This article explores the functionalities provided by the synutils.eventstore module in the Syntasa application. These utilities offer functionalities to write data and files to an Event Store using Python.
The synutils.eventstore module provides several methods for writing data from DataFrames to the Event Store. Here's a breakdown of each method and its parameters:
1. writeToEventStore(dataFrame: DataFrame, @outputDateSet1: String, noPartitions=0)
This method writes data from a DataFrame to the Event Store without any data partitioning.
Parameters:
dataFrame: The DataFrame containing the data to be written.@outputDateSet1: The user-defined name for the output dataset in the Event Store.noPartitions(Optional): The number of partitions to create for the data (defaults to 0, meaning no partitioning).
Example:
Python
/**
*
* @param dataFrame
* @param @outputDateSet1 is a user parameter
* @param noPartitions is optional default is 0
*/
writeToEventStore(dataFrame: DataFrame, @outputDateSet1: String)
Example :
writeToEventStore(df,"@outputDateSet1")
Scala
/**
* @param dataFrame
* @param outputDateSet is a user parameter
*/
writeToEventStore(dataFrame: DataFrame, outputDateSet: String)
Example :
writeToEventStore(df,"@outputDateSet1")
2. writeToEventStore(dataFrame: DataFrame, @outputDateSet1: String, noPartitions:Int, partitionedDateColumn:String)

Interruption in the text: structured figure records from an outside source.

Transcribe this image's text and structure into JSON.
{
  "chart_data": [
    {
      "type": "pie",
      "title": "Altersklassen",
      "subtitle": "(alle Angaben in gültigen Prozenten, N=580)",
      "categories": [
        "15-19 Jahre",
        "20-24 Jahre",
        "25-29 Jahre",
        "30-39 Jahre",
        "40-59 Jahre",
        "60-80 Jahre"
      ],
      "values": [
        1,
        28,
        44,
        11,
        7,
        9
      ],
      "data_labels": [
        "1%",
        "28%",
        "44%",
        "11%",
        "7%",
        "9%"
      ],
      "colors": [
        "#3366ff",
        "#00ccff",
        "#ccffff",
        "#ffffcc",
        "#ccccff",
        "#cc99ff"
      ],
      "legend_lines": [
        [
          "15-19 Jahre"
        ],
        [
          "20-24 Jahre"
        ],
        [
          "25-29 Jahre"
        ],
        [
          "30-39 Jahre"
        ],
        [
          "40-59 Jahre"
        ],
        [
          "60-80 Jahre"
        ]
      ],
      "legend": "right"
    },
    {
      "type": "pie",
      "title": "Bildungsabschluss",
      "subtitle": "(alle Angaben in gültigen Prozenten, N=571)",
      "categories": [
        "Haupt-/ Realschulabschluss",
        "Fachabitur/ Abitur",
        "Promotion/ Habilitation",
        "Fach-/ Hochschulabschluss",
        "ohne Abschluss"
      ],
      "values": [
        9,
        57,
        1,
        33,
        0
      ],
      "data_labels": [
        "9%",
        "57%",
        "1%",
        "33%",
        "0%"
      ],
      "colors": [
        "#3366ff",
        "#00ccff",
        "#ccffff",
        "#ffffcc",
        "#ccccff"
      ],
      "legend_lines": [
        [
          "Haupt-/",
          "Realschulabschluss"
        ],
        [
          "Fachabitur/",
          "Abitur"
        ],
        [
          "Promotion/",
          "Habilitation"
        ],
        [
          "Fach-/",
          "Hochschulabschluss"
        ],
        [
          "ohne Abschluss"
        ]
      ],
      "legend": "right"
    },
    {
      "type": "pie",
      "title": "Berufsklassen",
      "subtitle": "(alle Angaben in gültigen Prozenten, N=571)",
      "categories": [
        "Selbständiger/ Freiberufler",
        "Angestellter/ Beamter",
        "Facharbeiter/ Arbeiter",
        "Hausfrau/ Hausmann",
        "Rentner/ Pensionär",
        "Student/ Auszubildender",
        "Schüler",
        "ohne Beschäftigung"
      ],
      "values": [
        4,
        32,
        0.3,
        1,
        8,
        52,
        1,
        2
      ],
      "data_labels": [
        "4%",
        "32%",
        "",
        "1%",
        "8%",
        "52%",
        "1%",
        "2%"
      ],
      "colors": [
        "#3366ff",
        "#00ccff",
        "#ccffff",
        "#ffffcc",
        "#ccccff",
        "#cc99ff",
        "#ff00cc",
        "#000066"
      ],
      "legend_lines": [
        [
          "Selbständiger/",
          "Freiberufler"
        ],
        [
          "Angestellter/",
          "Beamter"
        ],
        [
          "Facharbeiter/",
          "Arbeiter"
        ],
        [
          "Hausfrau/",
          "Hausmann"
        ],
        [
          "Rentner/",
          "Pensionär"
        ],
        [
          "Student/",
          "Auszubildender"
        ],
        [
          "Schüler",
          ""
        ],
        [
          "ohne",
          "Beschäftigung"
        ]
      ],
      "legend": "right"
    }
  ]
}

This method writes data from a DataFrame to the Event Store with data partitioning based on a specified date column.
Parameters:
- All parameters are the same as
writeToEventStore(dataFrame: DataFrame, @outputDateSet1: String, noPartitions=0), with the addition of:partitionedDateColumn: The name of the column in the DataFrame to be used for partitioning the data.
Example:
Python
/**
*
* @param dataFrame
* @param @outputDateSet1 is a user parameter
* @param noPartitions is optional default is 0
* @param @partitionedDateColumn is a user parameter
*/
writeToEventStore(dataFrame: DataFrame, @outputDateSet1: String,noPartitions:Int, partitionedDateColumn:String)
Example :
writeToEventStore(df,"@outputDateSet1",1,"event_partition")
Scala
/**
* @param dataFrame
* @param outputDateSet is a user parameter
* @param numFiles : Number of files per partition. default is 0
* @param partitionedDateColumn is a user parameter
*/
writeToEventStore(dataFrame: DataFrame, outputDateSet1: String,numFiles:Int,partitionedDateColumn:String)
Example:
writeToEventStore(df,"@outputDateSet1",1,"event_partition")

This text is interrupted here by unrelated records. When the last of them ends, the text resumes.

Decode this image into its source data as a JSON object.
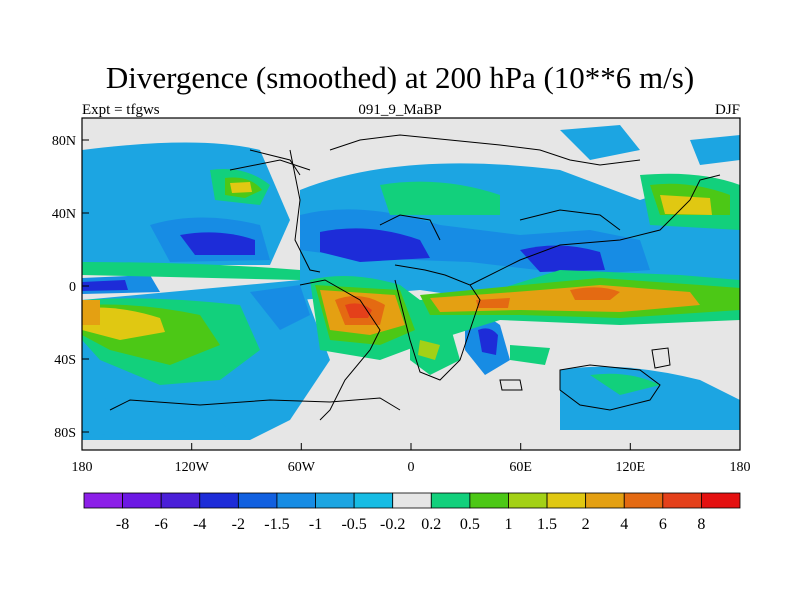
{
  "title": "Divergence (smoothed) at 200 hPa (10**6 m/s)",
  "subtitle_left": "Expt = tfgws",
  "subtitle_center": "091_9_MaBP",
  "subtitle_right": "DJF",
  "map": {
    "type": "filled-contour map",
    "lon_range": [
      -180,
      180
    ],
    "lat_range": [
      -90,
      90
    ],
    "x_tick_labels": [
      "180",
      "120W",
      "60W",
      "0",
      "60E",
      "120E",
      "180"
    ],
    "y_tick_labels": [
      "80N",
      "40N",
      "0",
      "40S",
      "80S"
    ]
  },
  "legend": {
    "levels": [
      "-8",
      "-6",
      "-4",
      "-2",
      "-1.5",
      "-1",
      "-0.5",
      "-0.2",
      "0.2",
      "0.5",
      "1",
      "1.5",
      "2",
      "4",
      "6",
      "8"
    ],
    "colors": [
      "#8c1fe8",
      "#6c18e4",
      "#4a1fd8",
      "#1d2cd8",
      "#1160e0",
      "#178ce4",
      "#1ca5e2",
      "#17bce4",
      "#e6e6e6",
      "#12d07c",
      "#4cc816",
      "#a3d116",
      "#e0c812",
      "#e4a012",
      "#e46a12",
      "#e4401a",
      "#e41010"
    ]
  }
}
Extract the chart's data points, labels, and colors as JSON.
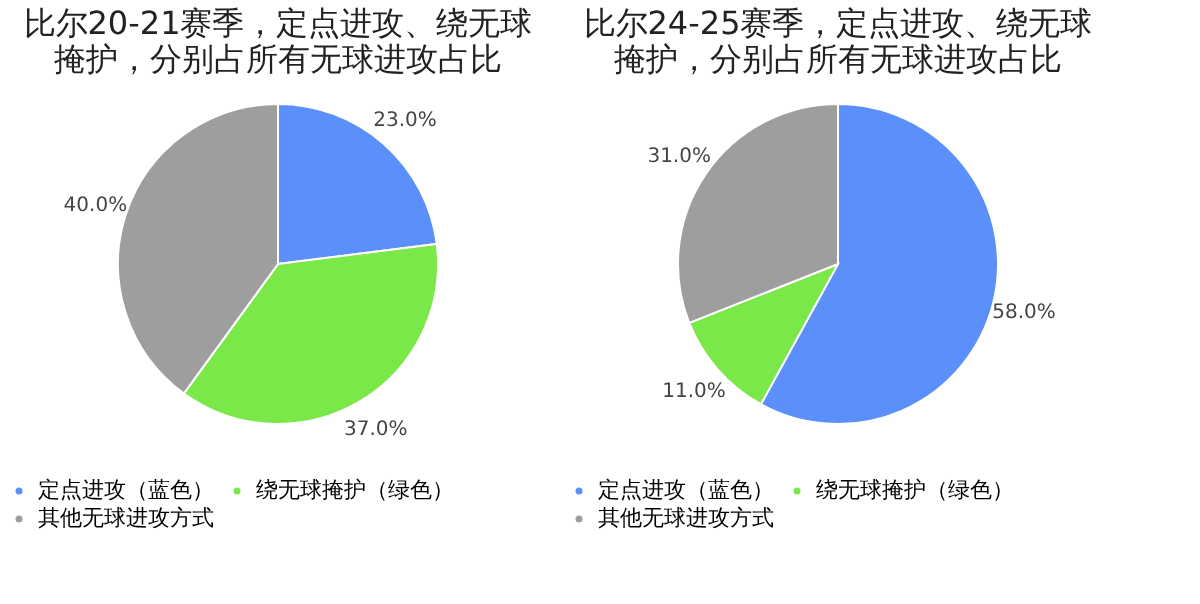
{
  "chart_data": [
    {
      "type": "pie",
      "title": "比尔20-21赛季，定点进攻、绕无球掩护，分别占所有无球进攻占比",
      "categories": [
        "定点进攻（蓝色）",
        "绕无球掩护（绿色）",
        "其他无球进攻方式"
      ],
      "values": [
        23.0,
        37.0,
        40.0
      ],
      "colors": [
        "#5b8ff9",
        "#7be84a",
        "#9e9e9e"
      ],
      "value_labels": [
        "23.0%",
        "37.0%",
        "40.0%"
      ],
      "legend": "bottom"
    },
    {
      "type": "pie",
      "title": "比尔24-25赛季，定点进攻、绕无球掩护，分别占所有无球进攻占比",
      "categories": [
        "定点进攻（蓝色）",
        "绕无球掩护（绿色）",
        "其他无球进攻方式"
      ],
      "values": [
        58.0,
        11.0,
        31.0
      ],
      "colors": [
        "#5b8ff9",
        "#7be84a",
        "#9e9e9e"
      ],
      "value_labels": [
        "58.0%",
        "11.0%",
        "31.0%"
      ],
      "legend": "bottom"
    }
  ]
}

Notes for Hourly partitions:
- When partitioning data on an hourly basis, you must select a column that contains time values. Additionally, in the Output tab of certain code processes (such as the Spark Processor), you also need to choose Hourly as the partition type to ensure the output is generated correctly.

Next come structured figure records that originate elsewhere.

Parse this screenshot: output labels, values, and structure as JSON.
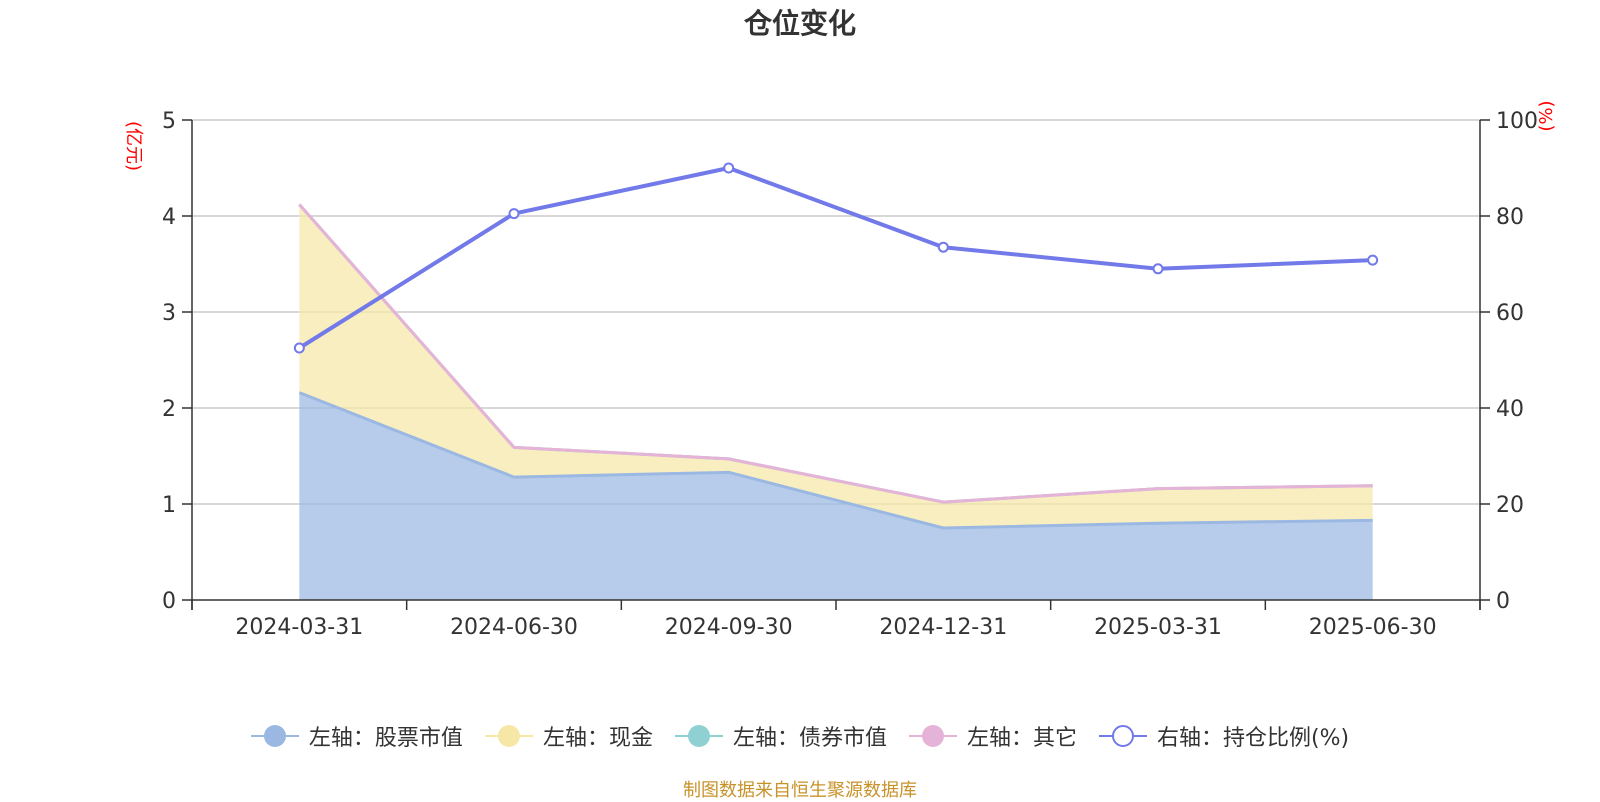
{
  "footer": "制图数据来自恒生聚源数据库",
  "chart_data": {
    "type": "area",
    "title": "仓位变化",
    "categories": [
      "2024-03-31",
      "2024-06-30",
      "2024-09-30",
      "2024-12-31",
      "2025-03-31",
      "2025-06-30"
    ],
    "left_axis": {
      "label": "(亿元)",
      "range": [
        0,
        5
      ],
      "ticks": [
        "0",
        "1",
        "2",
        "3",
        "4",
        "5"
      ],
      "label_color": "#ff0000"
    },
    "right_axis": {
      "label": "(%)",
      "range": [
        0,
        100
      ],
      "ticks": [
        "0",
        "20",
        "40",
        "60",
        "80",
        "100"
      ],
      "label_color": "#ff0000"
    },
    "grid": true,
    "stacked": true,
    "legend_position": "bottom",
    "series": [
      {
        "name": "左轴：股票市值",
        "axis": "left",
        "type": "area",
        "color": "#9bb8e3",
        "values": [
          2.16,
          1.28,
          1.33,
          0.75,
          0.8,
          0.83
        ]
      },
      {
        "name": "左轴：现金",
        "axis": "left",
        "type": "area",
        "color": "#f7e7a6",
        "values": [
          1.96,
          0.31,
          0.14,
          0.27,
          0.36,
          0.36
        ]
      },
      {
        "name": "左轴：债券市值",
        "axis": "left",
        "type": "area",
        "color": "#8fd0d3",
        "values": [
          0,
          0,
          0,
          0,
          0,
          0
        ]
      },
      {
        "name": "左轴：其它",
        "axis": "left",
        "type": "area",
        "color": "#e5b3d8",
        "values": [
          0,
          0,
          0,
          0,
          0,
          0
        ]
      },
      {
        "name": "右轴：持仓比例(%)",
        "axis": "right",
        "type": "line",
        "color": "#7279e8",
        "values": [
          52.5,
          80.5,
          90.0,
          73.5,
          69.0,
          70.8
        ]
      }
    ]
  }
}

- Syntasa accepts the time format yyyy-MM-dd-HH. If your input source has a different time format, you can convert it to a Syntasa-compatible format using the following code before writing to event store:
df = df.withColumn(
"modified_time_syntasa",
date_format(to_timestamp("modified_time", "yyyy-MM-dd-HH:mm:ss"), "yyyy-MM-dd-HH")
)
- Explanation:
modified_time– Column in the input source containing the original time.yyyy-MM-dd-HH:mm:ss– Current time format of themodified_timecolumn.yyyy-MM-dd-HH– Target time format accepted by Syntasa (or any format you want to convert to).modified_time_syntasa– New column that stores the time in Syntasa-compatible format. This column can be used as input to the writeToEventStore() method.
You can also overwrite the original column by using the same column name (modified_time) instead of creating a new one(modified_time_syntasa). This will update the time format in-place, and you can use the same column in subsequent code.
3. writeFileToEventStore(localFilePath: String, eventStoreFilePath: String)
This method writes the contents of a local file to the Event Store.
Parameters:
localFilePath: The path to the local file on the system.eventStoreFilePath: The desired path for the file within the Event Store.
Example:
Python
/**
*
* @param localFilePath
* @param eventStoreFilePath
*/
writeFileToEventStore(localFilePath: String, eventStoreFilePath: String)
Example:
writeFileToEventStore("filePath","eventstoreFilePath")
Scala
/**
* @param localFilePath
* @param eventStoreFilePath
*/
writeFileToEventStore(localFilePath: String, eventStoreFilePath: String)
Example :
writeFileToEventStore("filePath","eventstoreFilePath")
These utilities provide a convenient way to interact with the Event Store from your Syntasa application using Python. By leveraging these methods, you can efficiently write various data structures and files to the store for further processing or analysis.